BATTLECRY ● Face Smash

All your allies receive a +1 bonus to attack rolls for the rest of the encounter.


All the clans could unite behind one such as you. At least two clans swear allegiance to you. You receive or acquire one of the artifacts of the old Great Chieftains. A lost or hidden clan emerges and present themselves to you.



You and all your kind speak a thick brogue which immediately marks you as an outsider and – in the eyes of many – a good-for-nothing thief.

DON'T MAKE ME LAUGH ● Innate; per arena

Ignore an attack that does only one damage.

ME 'N MY MATES ● Talent; rested; out of combat

In a scrape you can call up half a dozen or more of your muscled friends to give you a hand on something that needs doing.


You take an item from the person you damaged or affected.


You ain't a king, or nuffin' like that. But you know a man what's worthy for the kingship of the Marches, and by damn you're gonna get him it.

If there is gossip in the Grey Marches, you know it. Your resolution on any dispute is immediately and unquestionably accepted. People begin bringing their disputes to you. You and your men develop a new fighting technique. Women show great interest in you. You discover you have a son.

Appendix 3: Profession Origins



For all the strength of your mind and your powers, there are none who understand you or whom you truly understand.


You and your allies always win initiative.

MIND RUPTURE ● Talent; per arena; immediate

You change an enemy's choice of action of this round. All other particulars of the action are still GM controlled.

BRAINWAVE ● Face Smash

You can ask up to five minutes worth of questions of the person you just damaged or affected. If you killed them, their mind is downloaded into your own for you to search at leisure.


Whenever someone calls out for help without expecting to be heard, you hear them.



Whispers from conversations yet to come or flashes of times before you were born distract and confuse you.

TIME AND TIME AGAIN ● Innate; rested

Every die rolled this round is rolled twice. You can pick to use the second roll instead of the first on three such rolls – after seeing the results.

TEMPORAL SWAP ● Talent; once per arena; focused

Use this at the beginning of the round. Choose any two turns and swap them for this round. If Turn 7 is swapped, all focused powers activate if their users have not yet been injured – but if the user is later damaged this round its effects are reversed.

If this power doesn't result in a hero being dramatically killed and then revivified at the last moment, you're doing it wrong.

TIME BLAST ● Face Smash

A creature in this arena or an adjacent one disappears and will return in 1d10 rounds.

MASTER ● Ascension

You can travel to any time of your choosing, though you cannot change the past, the future you see may not eventuate and you do not change location when you time shift.



You have a staunch but unusual code of justice that permits you only to exploit the rich and to serve the poor.

BAND OF BROTHERS ● Innate; per arena; immediate reaction

Use this power when an ally's focus was interrupted. If an ally is in the same arena as the one who was interrupted, the focus remains.
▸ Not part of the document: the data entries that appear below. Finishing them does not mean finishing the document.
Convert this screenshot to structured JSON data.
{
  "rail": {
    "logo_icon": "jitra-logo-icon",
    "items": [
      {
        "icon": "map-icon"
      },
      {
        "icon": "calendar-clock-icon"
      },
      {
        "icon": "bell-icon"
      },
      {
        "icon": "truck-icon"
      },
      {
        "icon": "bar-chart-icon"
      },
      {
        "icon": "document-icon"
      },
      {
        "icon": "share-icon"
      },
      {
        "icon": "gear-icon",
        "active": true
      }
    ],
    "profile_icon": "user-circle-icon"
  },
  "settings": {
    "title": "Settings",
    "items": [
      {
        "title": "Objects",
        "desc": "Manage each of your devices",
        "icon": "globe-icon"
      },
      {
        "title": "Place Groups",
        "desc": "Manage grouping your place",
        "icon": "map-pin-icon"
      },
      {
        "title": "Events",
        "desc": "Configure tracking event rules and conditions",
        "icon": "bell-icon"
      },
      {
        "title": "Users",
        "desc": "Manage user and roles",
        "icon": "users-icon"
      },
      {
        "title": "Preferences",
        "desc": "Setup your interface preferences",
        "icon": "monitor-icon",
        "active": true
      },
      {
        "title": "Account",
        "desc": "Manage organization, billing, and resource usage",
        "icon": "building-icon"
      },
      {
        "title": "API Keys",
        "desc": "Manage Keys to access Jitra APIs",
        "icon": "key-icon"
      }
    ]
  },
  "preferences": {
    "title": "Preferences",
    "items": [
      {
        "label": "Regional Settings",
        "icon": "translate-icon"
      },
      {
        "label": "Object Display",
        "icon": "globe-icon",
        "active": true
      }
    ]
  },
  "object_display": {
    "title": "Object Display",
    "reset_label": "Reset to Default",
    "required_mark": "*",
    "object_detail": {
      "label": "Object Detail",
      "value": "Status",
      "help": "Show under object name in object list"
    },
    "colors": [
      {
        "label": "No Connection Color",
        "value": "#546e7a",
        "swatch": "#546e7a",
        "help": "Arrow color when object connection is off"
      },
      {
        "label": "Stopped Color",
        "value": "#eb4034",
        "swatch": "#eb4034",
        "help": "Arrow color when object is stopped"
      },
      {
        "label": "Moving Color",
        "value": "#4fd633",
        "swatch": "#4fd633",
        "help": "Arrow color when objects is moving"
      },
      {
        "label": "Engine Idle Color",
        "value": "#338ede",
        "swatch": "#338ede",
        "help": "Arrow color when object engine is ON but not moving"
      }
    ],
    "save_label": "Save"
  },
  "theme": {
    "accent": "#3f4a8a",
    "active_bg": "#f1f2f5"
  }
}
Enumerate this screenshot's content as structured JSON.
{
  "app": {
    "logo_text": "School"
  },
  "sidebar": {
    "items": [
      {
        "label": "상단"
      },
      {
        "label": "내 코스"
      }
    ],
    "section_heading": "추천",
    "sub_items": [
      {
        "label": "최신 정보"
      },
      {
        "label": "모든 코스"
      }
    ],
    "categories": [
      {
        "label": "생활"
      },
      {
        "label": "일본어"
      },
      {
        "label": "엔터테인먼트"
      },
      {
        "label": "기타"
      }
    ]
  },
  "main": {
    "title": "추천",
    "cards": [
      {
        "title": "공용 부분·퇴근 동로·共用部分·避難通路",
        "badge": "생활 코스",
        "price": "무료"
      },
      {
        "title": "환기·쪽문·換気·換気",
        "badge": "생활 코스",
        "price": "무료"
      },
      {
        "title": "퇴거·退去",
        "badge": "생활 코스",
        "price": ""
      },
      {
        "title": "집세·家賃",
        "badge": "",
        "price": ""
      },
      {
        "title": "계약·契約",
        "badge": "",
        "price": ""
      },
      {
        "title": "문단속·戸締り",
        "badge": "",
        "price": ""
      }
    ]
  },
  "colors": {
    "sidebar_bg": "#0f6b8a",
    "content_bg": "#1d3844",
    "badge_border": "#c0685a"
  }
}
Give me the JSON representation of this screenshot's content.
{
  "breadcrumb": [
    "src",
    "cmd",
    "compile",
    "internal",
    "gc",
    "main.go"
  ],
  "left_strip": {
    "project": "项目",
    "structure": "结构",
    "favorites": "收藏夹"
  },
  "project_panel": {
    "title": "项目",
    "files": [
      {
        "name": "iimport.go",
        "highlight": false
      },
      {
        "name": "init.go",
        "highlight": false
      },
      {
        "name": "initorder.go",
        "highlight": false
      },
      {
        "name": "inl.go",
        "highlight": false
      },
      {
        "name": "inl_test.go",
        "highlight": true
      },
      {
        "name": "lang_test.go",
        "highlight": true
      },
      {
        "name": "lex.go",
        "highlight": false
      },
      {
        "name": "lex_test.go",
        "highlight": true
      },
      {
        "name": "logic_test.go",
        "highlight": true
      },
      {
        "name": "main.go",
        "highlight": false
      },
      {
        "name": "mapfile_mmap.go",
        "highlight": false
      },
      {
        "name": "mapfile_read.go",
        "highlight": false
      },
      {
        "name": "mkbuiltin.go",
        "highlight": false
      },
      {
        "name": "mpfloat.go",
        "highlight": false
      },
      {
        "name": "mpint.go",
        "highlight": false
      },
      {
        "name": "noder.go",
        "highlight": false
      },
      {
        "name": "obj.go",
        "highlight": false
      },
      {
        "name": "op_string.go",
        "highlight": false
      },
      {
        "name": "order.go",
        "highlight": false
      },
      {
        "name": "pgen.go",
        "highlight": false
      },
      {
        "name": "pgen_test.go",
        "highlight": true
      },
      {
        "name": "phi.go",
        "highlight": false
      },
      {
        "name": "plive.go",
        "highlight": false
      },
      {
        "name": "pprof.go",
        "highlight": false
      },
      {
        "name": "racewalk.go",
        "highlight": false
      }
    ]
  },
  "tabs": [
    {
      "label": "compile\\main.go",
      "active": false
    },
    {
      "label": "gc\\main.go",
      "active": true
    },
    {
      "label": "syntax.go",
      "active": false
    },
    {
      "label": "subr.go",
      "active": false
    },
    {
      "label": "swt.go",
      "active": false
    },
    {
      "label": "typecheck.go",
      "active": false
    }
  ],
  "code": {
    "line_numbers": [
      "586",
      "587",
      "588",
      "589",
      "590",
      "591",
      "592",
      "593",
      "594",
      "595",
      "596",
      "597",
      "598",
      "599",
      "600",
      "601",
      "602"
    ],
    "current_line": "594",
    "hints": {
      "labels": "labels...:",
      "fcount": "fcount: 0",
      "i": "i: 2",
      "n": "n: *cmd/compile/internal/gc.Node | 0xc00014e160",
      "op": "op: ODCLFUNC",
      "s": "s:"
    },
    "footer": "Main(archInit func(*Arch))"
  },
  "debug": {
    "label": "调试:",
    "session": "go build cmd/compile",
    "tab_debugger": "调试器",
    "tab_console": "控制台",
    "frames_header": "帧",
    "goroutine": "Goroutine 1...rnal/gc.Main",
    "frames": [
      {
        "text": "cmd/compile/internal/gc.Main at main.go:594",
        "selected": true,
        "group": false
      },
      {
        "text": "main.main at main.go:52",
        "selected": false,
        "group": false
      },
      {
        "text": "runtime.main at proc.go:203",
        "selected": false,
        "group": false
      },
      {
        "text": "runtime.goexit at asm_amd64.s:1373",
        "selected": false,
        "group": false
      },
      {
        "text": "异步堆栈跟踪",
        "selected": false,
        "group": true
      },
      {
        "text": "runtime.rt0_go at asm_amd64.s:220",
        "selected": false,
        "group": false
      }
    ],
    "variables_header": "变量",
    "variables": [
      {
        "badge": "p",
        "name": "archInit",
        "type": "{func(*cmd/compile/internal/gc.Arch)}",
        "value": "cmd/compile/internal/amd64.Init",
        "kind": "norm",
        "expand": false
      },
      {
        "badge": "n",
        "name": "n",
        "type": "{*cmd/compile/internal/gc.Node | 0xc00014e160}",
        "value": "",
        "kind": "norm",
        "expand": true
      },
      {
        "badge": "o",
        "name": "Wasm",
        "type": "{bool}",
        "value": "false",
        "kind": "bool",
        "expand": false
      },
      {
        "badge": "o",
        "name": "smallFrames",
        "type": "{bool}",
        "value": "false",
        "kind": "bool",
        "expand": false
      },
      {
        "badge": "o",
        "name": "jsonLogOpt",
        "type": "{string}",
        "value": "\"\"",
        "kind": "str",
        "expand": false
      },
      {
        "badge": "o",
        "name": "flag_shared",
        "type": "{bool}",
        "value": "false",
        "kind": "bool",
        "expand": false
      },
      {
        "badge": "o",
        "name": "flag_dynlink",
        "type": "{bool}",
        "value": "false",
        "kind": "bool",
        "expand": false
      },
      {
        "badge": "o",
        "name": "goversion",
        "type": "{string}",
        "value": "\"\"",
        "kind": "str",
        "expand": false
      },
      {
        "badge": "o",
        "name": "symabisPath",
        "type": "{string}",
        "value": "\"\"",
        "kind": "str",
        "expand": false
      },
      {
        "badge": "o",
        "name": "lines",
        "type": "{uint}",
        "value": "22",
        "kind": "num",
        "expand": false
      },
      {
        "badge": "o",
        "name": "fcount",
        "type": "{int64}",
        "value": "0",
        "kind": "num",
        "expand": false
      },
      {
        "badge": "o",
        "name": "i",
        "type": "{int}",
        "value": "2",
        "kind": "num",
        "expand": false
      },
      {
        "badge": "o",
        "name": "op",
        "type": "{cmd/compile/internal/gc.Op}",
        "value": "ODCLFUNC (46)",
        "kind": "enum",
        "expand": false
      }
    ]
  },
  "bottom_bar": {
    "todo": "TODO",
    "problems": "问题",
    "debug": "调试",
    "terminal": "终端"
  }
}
TO ME ● Talent; rested; focused

All of your allies may move one arena closer to you if they so desire.

THE KING'S SLICE ● Face Smash; weapon's range

You kill every minion in one arena.

OUTLAW KING ● Ascension

You gain followers, towns and tributaries worthy of a king, though they are spread through different lands. All outlaws and bandits know and respect you, no matter how far away they live. You can spot any ambush or trap well before it threatens you, and turn the ambush or trap back upon the person who set it up.



You have sworn to serve the beautiful and good nymph called the Sargasso Princess. Her wish is your command.

RIGHTEOUS PUSH ● Innate; rested

Every enemy in an arena of your choice is moved to one or more adjacent arenas of your choice. If this would result in them taking damage or dying, you must beat their Commitment with your own.

EBB AND FLOW ● Talent; per arena

A wave of energy dispels the effects of a spell or enchantment of your choice. Alternatively, it doubles the effect for one round, as you wish.

LIKE WATER ● Face Smash

The next time you are the target of an attack, Push, Throw or the like, it fails.


The Sargasso Princess asks for your hand in marriage. Your wish is her command.